Ce calcul te semble peut-être tiré par les cheveux.... Relis une seconde fois ce chapitre. Et si cela ne te semble pas évident... relis ce texte demain, et après-demain, et encore après-après-demain... et ainsi de suite, jusqu'au septième jour. Peut-être cela te rappellera-t-il qu'il y eut un soir, il y eut un matin... premier jour. Et puis il y eut encore un soir et un matin, deuxième jour... et ainsi de suite jusqu'au septième jour, le jour que Dieu se réserve pour lui-même.
Interprétation
La Bible commence par un récit symbolique où la création se trouve rassemblée dans le temps d'une semaine, en égrénant visiblement chaque jour. . Il semble bien que Jean, lui aussi commence le récit de la vie de Jésus par une semaine. Une histoire de commencements qui se ressemblent: "au commencement, le verbe (Jésus) était avec Dieu et il était Dieu... En lui était la vie, et la vie était la lumière des hommes, et la lumière brille dans les ténèbres".(ainsi commence l'évangile de Jean, avec le même mot que le premier chapitre de la Genèse). Et Jean signale que, à Cana, ce fut le commencement des signes!
Toujours est-il que Jésus intervient ce septième jour; il est présent à une noce. Or le septième jour, dans la tradition biblique, est le jour de Dieu; c'est le jour de l'achèvement de la Création. Et le respect du septième jour, ou sabbat, est devenu le signe de l'appartenance à l'alliance conclue entre Dieu et son peuple... Le septième jour, il y eut un signe, le signe de la nouvelle alliance renouvelée par Jésus. Jean, l'écrivain et le spirituel, devait penser au commencement de la Création, au septième jour, tel que le comprenaient les juifs depuis l'Exil. Alliance... noces... cela doit aller ensemble. D'après le livre du Lévitique ch.25, le Jubilé est le temps du grand Pardon (7x7) pour les juifs. Le Jubilé de l'an 2.000 n'a-t-il pas été vécu comme le temps de la réconciliation et du renouvellement du lien entre Dieu et nous.

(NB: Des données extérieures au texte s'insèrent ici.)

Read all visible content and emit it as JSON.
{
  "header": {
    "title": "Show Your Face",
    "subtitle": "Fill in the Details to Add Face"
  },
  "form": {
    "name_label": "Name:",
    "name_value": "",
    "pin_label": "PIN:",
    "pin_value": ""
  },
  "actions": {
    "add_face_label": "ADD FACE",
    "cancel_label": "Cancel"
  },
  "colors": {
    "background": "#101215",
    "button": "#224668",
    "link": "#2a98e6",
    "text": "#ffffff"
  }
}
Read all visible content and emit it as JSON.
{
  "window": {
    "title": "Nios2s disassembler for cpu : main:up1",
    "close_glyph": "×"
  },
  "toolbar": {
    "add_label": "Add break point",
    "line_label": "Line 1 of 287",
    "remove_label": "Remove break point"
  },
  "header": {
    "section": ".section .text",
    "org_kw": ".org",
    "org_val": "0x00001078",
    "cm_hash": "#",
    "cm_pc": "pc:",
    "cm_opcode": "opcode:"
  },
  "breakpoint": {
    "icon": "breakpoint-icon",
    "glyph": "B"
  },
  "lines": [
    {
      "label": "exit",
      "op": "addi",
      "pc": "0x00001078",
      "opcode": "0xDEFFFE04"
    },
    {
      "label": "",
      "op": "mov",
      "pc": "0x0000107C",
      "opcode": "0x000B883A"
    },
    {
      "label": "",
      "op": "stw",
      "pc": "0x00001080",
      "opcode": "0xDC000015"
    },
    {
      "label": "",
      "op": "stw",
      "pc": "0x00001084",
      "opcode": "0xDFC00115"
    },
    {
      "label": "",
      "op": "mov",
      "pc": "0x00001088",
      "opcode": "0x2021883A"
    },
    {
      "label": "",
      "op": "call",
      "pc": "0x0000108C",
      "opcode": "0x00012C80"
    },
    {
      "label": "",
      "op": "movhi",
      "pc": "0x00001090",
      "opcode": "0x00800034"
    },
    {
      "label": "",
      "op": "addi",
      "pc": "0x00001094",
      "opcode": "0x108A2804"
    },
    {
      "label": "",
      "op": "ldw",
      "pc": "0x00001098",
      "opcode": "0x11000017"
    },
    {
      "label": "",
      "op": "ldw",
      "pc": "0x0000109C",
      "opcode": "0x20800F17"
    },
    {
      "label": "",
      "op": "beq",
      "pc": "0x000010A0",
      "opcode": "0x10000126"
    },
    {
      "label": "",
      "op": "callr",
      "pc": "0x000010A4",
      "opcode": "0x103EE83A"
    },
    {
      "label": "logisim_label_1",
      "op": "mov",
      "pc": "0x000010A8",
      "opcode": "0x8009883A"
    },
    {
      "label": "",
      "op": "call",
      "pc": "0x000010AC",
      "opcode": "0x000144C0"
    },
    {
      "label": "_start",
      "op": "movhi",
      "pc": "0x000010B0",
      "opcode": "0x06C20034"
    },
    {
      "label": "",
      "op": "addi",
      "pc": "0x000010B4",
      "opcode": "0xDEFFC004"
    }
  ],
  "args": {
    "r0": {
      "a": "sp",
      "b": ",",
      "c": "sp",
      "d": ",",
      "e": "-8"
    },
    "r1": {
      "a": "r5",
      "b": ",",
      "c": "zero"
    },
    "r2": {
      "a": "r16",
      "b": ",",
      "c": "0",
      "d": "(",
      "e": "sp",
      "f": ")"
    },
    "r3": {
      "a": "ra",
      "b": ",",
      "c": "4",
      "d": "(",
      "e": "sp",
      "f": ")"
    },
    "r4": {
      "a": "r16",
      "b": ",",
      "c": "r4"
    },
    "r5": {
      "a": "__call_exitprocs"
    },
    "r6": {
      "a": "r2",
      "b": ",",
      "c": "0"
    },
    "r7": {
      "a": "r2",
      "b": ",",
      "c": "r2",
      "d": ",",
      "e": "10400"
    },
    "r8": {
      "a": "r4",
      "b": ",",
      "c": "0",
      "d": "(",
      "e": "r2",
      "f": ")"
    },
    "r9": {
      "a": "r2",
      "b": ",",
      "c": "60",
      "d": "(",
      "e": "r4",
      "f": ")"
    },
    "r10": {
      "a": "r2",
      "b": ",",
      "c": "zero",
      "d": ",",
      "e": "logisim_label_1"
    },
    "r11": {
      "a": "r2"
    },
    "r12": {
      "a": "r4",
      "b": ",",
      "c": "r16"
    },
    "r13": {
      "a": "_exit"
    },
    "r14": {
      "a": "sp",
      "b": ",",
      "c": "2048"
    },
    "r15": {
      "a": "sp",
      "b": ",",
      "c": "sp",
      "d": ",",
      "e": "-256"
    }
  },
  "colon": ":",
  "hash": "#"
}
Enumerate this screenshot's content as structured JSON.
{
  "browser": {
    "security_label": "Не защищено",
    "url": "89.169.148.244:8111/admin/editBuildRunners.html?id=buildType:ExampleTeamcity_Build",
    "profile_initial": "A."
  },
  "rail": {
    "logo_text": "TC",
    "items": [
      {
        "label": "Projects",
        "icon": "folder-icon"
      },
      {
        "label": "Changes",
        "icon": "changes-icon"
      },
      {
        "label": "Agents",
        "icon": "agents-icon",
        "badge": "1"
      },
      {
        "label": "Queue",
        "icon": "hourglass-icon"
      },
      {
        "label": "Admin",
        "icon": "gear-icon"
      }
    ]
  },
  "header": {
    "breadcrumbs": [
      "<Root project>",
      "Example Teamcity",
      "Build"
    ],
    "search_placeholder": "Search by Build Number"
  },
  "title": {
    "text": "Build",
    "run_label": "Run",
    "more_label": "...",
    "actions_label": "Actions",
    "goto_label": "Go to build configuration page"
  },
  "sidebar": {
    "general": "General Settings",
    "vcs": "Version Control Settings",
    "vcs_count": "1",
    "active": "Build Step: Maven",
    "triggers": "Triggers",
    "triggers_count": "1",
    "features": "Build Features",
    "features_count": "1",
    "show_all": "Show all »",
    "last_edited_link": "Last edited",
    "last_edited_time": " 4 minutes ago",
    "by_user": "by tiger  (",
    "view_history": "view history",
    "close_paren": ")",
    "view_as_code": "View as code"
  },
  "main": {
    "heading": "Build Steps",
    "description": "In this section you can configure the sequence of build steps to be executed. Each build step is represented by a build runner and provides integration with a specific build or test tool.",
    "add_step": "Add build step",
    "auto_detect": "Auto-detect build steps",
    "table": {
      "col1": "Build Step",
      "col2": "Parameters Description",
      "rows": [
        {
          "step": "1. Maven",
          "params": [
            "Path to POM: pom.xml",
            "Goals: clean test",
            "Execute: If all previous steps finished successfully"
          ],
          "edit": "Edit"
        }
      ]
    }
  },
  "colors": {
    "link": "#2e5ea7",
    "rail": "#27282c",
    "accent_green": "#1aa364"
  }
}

Lorsque tu auras mesuré l'ensemble des pièces de ce dossier "Cana", peut-être seras-tu convaincu que Jean, par le récit du signe de Cana, suggère à ses lecteurs que Jésus apporte le renouveau par rapport à l'ordre ancien du Judaïsme: rejet du système religieux et appel à un nouveau mode d'existence à ceux que Jésus appelle à croire. C'est la nouvelle naissance à laquelle Nicodème (Jean ch.3) est appelé.